As expected Linq to objects is slightly slower than the regular linear search, and we can assume Linq uses linear search internally. But IQueryable search is much slower than others. Why that happened? Not like Linq to object where Lambda expression is passing as a function delegate, Lambda expression passed to the IQueryable is converted to Expression tree which is a quite expensive.

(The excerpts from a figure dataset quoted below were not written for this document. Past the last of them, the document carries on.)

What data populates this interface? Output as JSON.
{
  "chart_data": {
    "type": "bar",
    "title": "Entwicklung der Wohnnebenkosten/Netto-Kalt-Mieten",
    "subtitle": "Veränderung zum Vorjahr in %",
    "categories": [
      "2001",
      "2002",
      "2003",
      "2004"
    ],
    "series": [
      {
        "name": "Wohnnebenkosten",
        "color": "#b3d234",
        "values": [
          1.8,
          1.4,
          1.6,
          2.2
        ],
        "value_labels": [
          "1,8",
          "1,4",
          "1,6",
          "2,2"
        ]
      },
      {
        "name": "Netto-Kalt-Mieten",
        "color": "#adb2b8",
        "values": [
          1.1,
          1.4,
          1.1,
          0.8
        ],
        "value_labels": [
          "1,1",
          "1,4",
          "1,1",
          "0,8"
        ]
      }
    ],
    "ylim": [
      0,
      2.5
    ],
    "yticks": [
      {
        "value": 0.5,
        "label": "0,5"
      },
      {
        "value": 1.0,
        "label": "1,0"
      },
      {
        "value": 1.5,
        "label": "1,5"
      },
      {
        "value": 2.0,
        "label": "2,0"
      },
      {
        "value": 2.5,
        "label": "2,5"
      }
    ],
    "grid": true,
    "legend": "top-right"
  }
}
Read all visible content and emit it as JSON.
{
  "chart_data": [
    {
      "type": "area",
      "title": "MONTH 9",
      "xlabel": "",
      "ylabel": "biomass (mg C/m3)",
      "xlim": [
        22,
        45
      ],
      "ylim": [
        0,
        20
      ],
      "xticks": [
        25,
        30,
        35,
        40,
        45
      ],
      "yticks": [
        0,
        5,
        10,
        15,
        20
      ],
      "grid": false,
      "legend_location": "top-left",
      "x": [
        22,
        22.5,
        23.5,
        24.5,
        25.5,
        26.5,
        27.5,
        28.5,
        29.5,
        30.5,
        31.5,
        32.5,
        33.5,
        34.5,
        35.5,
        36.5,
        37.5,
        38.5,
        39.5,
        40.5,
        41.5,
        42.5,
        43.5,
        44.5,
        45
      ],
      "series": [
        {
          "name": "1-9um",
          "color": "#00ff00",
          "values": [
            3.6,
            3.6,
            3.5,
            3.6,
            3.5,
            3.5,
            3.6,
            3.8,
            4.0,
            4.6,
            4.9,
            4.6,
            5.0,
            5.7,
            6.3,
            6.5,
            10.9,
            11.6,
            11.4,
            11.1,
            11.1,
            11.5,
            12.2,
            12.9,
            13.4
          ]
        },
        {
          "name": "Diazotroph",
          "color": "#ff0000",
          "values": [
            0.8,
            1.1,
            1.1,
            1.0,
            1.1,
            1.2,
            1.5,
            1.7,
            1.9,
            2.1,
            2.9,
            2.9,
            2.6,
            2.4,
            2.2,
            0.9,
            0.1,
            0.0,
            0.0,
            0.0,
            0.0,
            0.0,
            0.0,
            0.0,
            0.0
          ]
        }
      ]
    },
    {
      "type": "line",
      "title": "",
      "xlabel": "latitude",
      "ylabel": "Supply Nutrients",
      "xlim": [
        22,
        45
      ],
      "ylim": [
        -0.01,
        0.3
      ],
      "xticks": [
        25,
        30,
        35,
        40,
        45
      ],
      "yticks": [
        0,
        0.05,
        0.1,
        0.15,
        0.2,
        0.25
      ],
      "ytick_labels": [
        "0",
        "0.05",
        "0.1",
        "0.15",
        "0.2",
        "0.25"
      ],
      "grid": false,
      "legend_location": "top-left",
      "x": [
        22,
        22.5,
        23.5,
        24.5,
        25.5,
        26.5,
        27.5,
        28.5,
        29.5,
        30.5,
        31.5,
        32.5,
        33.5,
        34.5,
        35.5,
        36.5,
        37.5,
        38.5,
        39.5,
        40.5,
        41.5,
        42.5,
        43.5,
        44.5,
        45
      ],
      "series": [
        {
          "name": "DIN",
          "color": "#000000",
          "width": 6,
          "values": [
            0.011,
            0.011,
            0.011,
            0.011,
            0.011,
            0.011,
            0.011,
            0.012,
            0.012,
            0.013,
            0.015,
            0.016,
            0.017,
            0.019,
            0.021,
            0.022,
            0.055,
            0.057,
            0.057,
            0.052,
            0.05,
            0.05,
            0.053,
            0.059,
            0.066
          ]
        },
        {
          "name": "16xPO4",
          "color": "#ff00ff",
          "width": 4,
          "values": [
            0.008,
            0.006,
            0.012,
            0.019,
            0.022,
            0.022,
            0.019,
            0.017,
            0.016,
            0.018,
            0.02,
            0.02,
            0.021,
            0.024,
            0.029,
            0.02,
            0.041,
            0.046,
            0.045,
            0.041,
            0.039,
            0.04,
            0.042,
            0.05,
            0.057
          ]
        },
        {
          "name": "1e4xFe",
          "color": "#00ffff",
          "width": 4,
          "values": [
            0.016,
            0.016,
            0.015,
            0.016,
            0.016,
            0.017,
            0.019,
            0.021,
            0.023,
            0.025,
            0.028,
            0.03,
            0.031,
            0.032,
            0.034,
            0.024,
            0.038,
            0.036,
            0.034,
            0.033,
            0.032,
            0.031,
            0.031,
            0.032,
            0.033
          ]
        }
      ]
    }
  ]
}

The interesting thing is that explicit delegate passed to IQueryable won't be converted to Expression tree. In following code there's no noticeable performance difference between the two queries.
    KeyValue keyValueObj = keyValues.FirstOrDefault(
delegate(KeyValue obj) { return obj.Key == key; });
IQueryable<KeyValue> queryables = keyValues.AsQueryable();
keyValueObj = queryables.FirstOrDefault(
delegate(KeyValue obj) { return obj.Key == key; });
Conclusion: Linq to objects are working fine for .NET collections, but be cautious to make a collection as IQueryable (collection.AsQueryable() method) if you are using Lambda expression inside the IQueryable queries, because there's performance degradation for it.